Ahmadinejad, along with 67 attendees from 30 countries, took part in an international conference to review the Holocaust in Tehran in 2006 that questioned if the Holocaust existed.

 

"You see, I am the grandson of Holocaust survivors," Sherman said. "When I see my grandmother, I see the numbers on her arm. When I see my grandfather, I see the way he has blocked out the memories of events too painful and too gruesome to recall.  When I talk to my grandparents, as much as they try to shield me from knowing about the suffering they experienced, every so often, some of their pain slips into their voices." 

 

Sherman said he visited Yad Vashem so he knows the Holocaust happened and after visiting it he felt ashamed to eat because he saw that many people died during the Holocaust from starvation. 

 

"I felt ashamed to continue my summer experience, when so many of my cousins and uncles and aunts spent their waking hours being treated like animals," he said. "And I felt ashamed that I have not remembered these martyrs every day of my life, because six million members of my Jewish family were wiped out in six short years."

 

Sherman said Ahmadinejad hates Israel and wants to destroy it because it is such a strong ally with the United States.

 

"Ahmadinejad isn't bothered by the testimonies of hundreds, if not thousands, of survivors who testified about the atrocities they experienced," Sherman said. "His indifference and denial of these horrors that occurred only two generations ago is evil.

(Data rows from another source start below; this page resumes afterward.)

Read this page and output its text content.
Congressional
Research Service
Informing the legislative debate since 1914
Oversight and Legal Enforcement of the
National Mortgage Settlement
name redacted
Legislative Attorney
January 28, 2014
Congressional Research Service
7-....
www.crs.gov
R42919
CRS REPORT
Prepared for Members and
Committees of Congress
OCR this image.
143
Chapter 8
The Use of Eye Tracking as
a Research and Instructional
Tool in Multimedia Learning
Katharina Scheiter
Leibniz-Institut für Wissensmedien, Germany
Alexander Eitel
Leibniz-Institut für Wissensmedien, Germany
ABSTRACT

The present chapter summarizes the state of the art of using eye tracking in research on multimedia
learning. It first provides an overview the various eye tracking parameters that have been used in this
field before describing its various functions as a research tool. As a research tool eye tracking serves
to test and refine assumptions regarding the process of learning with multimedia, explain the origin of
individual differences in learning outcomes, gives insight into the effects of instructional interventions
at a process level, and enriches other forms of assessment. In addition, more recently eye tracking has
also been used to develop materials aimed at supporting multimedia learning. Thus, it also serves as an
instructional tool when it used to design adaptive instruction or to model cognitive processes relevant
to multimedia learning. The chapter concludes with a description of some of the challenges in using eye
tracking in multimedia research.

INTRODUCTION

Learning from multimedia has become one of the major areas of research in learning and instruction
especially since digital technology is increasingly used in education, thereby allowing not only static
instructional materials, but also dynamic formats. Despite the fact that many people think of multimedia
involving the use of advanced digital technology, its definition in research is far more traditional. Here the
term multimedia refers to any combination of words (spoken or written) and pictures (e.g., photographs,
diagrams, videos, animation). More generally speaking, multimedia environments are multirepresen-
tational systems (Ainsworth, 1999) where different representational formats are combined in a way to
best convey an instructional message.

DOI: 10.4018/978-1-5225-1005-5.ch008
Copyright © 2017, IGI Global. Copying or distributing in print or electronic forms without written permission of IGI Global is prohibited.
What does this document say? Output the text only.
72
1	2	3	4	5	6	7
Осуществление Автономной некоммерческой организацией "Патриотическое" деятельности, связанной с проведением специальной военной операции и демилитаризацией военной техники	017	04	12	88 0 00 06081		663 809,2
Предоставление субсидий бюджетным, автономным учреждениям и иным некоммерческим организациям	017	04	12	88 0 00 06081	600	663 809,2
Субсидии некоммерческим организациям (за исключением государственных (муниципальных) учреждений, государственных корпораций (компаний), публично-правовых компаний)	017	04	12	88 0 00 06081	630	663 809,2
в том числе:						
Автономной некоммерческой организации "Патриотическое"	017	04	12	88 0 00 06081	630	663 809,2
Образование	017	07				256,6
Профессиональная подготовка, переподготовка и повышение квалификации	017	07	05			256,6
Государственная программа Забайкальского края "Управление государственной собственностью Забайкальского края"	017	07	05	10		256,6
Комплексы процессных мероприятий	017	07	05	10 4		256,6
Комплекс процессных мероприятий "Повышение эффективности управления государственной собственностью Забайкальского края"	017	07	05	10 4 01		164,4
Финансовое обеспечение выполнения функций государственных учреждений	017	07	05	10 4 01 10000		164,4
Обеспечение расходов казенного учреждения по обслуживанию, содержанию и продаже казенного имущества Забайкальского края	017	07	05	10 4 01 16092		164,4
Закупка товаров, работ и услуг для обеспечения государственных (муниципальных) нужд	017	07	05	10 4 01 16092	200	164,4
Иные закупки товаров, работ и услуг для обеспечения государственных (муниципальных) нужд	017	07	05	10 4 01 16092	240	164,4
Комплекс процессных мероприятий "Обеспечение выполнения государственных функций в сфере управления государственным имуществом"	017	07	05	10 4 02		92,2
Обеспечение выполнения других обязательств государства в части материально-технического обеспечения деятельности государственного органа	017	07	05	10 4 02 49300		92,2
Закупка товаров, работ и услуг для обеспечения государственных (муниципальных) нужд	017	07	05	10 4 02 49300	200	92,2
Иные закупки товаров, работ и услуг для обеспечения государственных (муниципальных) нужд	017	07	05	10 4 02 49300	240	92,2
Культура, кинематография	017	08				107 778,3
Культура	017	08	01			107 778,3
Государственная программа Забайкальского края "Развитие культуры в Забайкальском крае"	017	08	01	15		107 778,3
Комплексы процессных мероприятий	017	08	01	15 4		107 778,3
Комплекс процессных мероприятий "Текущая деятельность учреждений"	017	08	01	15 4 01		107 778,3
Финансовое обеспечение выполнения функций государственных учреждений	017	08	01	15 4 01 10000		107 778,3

Such a man does not deserve the opportunity to voice his hateful message in this land where we treasure human rights and civil rights. Inviting Ahmadinejad to address the U.N. or to discuss his opinions over dinner is akin to inviting Muammar Qaddafi, Idi Amin, or any other despot to your dinner table and listening to his opinions. 

 

"Scarily enough, though, the Mennonite Central Committee is doing just that -- again, after having done it in 2006 and last year. We are gathered outside of Ten Thousand Villages, a store owned by the Mennonite Central Committee, to protest the invitation the Committee and others extended to Ahmadinejad to engage in a dialogue over supper tonight."

 

Schreiber said since the first time the Mennonites hosted Ahmadinejad, he has had ideas of genocide and plans to destroy America and Israel.

 

"Each year he is given a dinner by the people that own Ten Thousand Villages," Schreiber said. "What point do intelligent people stop and think of what Ahmadinejad is really doing? We simply can not support Ahmadinejad or anyone like him."

 

Schreiber said the rally against Ahmadinejad in Manhattan that took place across the street from the Grand Hyatt Hotel where Ahmadinejad was staying drew an estimated 1,000 people.

 

"I think that considering that our entire Highland Park population is just 16,000, a tiny fraction of the audience that the N.Y. City rally drew from, the fact that we drew 15 percent of the audience that attended N.Y. City makes me especially proud and happy about our turnout," Schreiber said.

 

Michael Gordon and his son, Tzvi, of Highland Park said they were protesting    Ahmadinejad and the MCC because they felt such an evil man as Ahmadinejad doesn't deserve face-to-face meetings with those seeking peace.

 

"He is following in the footsteps of Hitler, but trying not to make the same errors," Rebecca Goldwaser, of East Brunswick, said. "The U.N. is a bunch of crooks."

 

Joel Paul, of Edison, said many people feel that Ahmadinejad is equivalent to Hitler. 

 

Marc Hanfling, of Edison, said Ahmadinejad is supplying weapons for insurgents in Iraq and needs to be taken seriously.

 

"Iran is the foremost sponsor of terrorism in the world," Hanfling said.